One might ask: of what use is it to know the period of the cipher? Remember that we are dealing with what are, in essence, six simple substitution ciphers. If we know the correct number of simple substitution cipher alphabets used, then we can break the ciphered text down into six coded segments (the first segment comprised of the first letter and each seventh subsequent letter thereafter, the second segment comprised of the second letter and each seventh subsequent letter thereafter, and so on), rather than one complete message, and conduct a frequency count for each of the six segments. Under these circumstances, the "cracking" of each of the six alphabets becomes much easier, not to mention the fact that correctly "cracking" each simple substitution cipher gives you a letter of the keyword. Many times, with two or three letters in hand, the keyword can be accurately guessed, thereby rendering the ciphered message as effectively broken.

The most difficult part of this process is that which confronts the cryptanalyst who first views a ciphered Vigenere message in all its opaque and frustrating glory: how does one determine the cipher's period?

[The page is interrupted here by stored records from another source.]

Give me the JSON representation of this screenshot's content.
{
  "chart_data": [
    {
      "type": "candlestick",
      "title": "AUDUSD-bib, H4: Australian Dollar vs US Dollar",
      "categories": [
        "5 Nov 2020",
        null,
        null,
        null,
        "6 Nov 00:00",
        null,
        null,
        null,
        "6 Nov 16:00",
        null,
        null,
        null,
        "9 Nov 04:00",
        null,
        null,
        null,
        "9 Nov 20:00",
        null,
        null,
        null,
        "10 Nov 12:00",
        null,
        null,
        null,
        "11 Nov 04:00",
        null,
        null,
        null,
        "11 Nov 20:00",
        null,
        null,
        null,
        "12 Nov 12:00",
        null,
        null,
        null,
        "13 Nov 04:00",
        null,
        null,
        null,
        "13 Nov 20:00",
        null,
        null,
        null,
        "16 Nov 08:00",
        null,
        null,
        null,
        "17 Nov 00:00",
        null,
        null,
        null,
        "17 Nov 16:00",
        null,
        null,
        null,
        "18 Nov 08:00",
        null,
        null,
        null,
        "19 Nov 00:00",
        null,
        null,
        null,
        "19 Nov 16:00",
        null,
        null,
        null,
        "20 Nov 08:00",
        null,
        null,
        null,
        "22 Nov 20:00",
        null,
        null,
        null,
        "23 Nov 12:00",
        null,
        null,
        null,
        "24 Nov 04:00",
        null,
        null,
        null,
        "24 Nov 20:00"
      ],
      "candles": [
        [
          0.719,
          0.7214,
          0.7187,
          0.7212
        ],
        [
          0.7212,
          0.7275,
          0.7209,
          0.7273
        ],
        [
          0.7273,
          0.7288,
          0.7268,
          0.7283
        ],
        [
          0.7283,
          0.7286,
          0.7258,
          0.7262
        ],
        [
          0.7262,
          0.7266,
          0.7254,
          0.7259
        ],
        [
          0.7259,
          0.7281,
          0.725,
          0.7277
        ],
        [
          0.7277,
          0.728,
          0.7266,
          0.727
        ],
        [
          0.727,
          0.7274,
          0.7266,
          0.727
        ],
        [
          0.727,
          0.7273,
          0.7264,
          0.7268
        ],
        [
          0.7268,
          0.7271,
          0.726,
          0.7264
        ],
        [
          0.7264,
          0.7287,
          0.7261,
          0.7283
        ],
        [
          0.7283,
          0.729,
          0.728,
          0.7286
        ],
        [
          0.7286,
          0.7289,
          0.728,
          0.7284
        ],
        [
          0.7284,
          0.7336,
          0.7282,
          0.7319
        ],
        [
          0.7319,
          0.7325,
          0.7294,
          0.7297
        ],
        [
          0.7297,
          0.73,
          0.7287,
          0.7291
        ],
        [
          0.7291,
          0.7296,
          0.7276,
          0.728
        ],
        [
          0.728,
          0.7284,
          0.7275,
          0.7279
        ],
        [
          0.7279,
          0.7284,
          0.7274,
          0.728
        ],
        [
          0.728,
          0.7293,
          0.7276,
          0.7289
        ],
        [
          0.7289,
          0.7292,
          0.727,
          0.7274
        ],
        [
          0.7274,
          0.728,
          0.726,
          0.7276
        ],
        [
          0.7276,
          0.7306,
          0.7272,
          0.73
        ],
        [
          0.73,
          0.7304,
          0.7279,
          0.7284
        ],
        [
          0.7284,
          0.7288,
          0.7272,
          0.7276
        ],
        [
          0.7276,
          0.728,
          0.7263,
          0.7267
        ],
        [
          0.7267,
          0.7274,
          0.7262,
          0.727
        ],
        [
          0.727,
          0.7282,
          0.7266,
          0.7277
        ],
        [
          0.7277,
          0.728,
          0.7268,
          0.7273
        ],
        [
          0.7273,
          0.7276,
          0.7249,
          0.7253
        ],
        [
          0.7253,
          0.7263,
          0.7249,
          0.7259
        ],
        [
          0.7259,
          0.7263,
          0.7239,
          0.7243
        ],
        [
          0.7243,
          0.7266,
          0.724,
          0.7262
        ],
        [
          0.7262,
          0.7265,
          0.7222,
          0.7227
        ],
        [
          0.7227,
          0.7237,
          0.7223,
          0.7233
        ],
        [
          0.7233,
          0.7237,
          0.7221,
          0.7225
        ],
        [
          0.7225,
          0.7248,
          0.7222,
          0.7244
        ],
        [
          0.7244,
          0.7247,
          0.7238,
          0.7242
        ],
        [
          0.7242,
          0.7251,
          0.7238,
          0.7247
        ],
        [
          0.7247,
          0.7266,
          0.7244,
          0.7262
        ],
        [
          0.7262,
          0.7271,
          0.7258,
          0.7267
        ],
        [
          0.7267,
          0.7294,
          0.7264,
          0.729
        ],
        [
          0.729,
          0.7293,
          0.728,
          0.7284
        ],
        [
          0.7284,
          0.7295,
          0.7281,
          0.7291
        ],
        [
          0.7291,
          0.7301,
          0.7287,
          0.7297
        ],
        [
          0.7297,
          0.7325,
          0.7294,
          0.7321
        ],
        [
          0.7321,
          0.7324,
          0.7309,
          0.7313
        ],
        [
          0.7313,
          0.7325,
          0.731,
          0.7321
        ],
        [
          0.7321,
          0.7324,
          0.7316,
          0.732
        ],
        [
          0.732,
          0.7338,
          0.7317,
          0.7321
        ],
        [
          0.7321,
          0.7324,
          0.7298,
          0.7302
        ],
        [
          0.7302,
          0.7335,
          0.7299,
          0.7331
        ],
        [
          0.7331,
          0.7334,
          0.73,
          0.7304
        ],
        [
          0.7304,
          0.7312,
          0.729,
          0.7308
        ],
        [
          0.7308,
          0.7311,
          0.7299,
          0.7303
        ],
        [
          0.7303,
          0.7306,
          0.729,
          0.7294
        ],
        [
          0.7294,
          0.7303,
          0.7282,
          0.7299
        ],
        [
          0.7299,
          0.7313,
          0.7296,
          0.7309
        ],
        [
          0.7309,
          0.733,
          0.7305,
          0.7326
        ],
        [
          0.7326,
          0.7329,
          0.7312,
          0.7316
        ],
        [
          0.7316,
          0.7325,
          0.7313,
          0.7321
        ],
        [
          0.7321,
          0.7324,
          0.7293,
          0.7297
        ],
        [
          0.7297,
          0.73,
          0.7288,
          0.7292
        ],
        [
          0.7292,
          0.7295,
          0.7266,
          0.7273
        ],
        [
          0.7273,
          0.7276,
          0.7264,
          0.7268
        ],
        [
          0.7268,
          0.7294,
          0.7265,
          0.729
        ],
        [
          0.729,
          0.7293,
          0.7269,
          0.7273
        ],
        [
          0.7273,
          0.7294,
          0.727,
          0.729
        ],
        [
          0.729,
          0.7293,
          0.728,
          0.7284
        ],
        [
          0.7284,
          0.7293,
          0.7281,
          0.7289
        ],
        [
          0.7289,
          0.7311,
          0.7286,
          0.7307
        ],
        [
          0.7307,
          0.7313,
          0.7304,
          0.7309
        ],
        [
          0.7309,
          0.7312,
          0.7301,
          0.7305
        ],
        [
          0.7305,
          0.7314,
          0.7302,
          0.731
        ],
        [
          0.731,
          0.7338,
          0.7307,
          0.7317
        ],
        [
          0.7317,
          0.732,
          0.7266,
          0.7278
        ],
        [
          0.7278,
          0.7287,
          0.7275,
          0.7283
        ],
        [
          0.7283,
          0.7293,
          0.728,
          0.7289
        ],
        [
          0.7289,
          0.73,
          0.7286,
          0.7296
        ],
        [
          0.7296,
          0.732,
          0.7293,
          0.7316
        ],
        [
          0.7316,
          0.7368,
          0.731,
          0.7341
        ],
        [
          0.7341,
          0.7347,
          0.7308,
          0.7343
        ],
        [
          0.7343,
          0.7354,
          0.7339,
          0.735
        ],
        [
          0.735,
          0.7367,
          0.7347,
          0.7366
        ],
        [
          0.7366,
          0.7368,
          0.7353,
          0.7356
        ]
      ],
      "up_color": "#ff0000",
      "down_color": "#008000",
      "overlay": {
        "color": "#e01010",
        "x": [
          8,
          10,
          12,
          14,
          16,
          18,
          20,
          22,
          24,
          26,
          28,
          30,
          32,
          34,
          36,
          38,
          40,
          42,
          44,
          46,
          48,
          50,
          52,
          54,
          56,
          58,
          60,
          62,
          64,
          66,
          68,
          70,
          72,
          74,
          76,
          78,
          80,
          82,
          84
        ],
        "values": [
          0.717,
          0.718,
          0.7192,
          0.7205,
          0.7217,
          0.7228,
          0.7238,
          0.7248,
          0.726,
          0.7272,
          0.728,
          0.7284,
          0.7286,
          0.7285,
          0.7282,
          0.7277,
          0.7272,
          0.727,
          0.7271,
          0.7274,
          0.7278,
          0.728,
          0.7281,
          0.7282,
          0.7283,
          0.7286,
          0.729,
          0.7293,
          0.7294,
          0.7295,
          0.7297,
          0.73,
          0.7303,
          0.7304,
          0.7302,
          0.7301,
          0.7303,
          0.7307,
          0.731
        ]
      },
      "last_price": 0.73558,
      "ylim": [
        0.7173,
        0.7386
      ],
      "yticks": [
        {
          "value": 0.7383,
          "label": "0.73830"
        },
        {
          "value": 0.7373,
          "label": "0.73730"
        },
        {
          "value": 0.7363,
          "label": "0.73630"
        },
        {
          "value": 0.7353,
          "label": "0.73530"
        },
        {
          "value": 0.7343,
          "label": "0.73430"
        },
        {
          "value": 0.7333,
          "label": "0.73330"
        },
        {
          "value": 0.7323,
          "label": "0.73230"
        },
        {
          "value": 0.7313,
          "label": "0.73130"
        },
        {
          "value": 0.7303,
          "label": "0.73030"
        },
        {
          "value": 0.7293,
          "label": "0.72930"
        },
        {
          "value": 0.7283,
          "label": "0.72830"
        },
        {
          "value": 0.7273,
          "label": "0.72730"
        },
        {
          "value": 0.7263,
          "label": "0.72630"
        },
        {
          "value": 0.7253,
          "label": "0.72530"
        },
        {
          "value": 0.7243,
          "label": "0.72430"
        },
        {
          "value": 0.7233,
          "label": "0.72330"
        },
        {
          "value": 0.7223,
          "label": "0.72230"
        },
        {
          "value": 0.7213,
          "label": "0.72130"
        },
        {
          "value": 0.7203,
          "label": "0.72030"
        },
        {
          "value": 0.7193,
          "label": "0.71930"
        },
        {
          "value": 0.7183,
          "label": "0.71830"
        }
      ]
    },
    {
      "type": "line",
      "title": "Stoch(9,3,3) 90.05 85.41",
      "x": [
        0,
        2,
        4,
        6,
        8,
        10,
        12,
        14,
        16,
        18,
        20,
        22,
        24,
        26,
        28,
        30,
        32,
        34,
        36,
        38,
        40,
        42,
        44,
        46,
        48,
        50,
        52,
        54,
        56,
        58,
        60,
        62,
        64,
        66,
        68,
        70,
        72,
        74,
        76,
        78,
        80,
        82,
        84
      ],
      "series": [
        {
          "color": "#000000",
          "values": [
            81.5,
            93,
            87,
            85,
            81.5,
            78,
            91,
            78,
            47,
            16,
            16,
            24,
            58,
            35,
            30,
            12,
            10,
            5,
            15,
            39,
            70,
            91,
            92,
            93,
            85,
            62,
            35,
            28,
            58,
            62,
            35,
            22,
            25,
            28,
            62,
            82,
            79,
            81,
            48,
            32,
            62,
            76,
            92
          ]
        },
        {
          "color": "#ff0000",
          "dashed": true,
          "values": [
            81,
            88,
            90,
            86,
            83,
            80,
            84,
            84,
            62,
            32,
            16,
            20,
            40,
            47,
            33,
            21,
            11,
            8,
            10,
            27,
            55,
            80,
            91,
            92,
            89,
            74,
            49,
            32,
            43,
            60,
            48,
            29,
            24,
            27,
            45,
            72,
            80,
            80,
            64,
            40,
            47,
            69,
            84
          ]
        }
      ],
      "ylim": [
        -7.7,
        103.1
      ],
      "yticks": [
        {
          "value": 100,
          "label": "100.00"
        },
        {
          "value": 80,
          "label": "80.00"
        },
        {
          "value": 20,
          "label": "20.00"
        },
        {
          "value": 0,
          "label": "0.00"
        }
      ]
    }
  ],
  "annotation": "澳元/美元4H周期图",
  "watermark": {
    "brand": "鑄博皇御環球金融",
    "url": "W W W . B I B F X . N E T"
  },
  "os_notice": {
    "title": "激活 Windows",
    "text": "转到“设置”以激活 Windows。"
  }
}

Determining the Cipher's Period

After numbering the ciphered message by five-number units, as shown in Figure 6, the first step is to identify repeated letter sequences and the distance between them. Here's an important tip: when preparing for cryptanalysis of the Vigenere, leave a lot of space in between the lines, because you're going to need it. In fact, I find it useful to read or type the ciphered message into a word processing program. Word processing programs are incredibly useful in this work: you can duplicate messages for work copies, use bold, underlined, italic, and colored type to highlight key sequences, use search mechanisms to look for repeated letter sequences, and many other tasks which would have required pencil, paper, and some considerable eyestrain in times past.)

In Figure 7 are listed the repeated letter combinations in the ciphered message, together with the distances they are from each other. The next step is to take the distances and break them down into their factors. Doing so, we obtain the values in Figure 8.

Immediately, we see dramatic confirmation of the Kasiski method of discovering the keyword length. Except for 2 and 3 (which seldom are true periods, since many of their appearances are due simply to chance, a feature that can even occur with factors as large as 4 or 5), the factor 6 far predominates, occurring 22 times. Of course, in this particular ciphered text, we already know that six is in fact the true period of the keyword, "SHADOW." Suffice it to say that things aren't always quite so clear-cut. More often, one encounters two or more factors equally represented in the coded text (say, 15 instances of the factor "4" and 15 of the factor "6"). In such cases, the following rules may help you in your efforts to choose the factor which represents the "true" keyword period.

First, if one factor is a multiple of the other, choose the larger factor. Second, in cases where one factor is not a multiple of the other, test a factor which is a multiple of both factors. Third, along with the correct factor, you will usually find a significant number of multiples of the factor, which grow fewer as their size increases. Fourth, look at sequences that are longer than two letters: three-letter combinations (called "trigrams") are less likely to occur than two-letter combinations ("digrams"), and combinations of longer than three letters are even rarer. Therefore, factors which occur in longer repeated sequences should be given more weight. Fifth, in the absence of any of the first three conditions, one should usually choose the larger over the smaller factor. Sixth, if all else fails, simply pick one factor and test it out.

To test the period you've chosen, you need to segment the cipher into six portions. For the test period six, this has been done in Figure 9. The next step is to do a frequency count for each of the six message segments, which we've done in Figure 10.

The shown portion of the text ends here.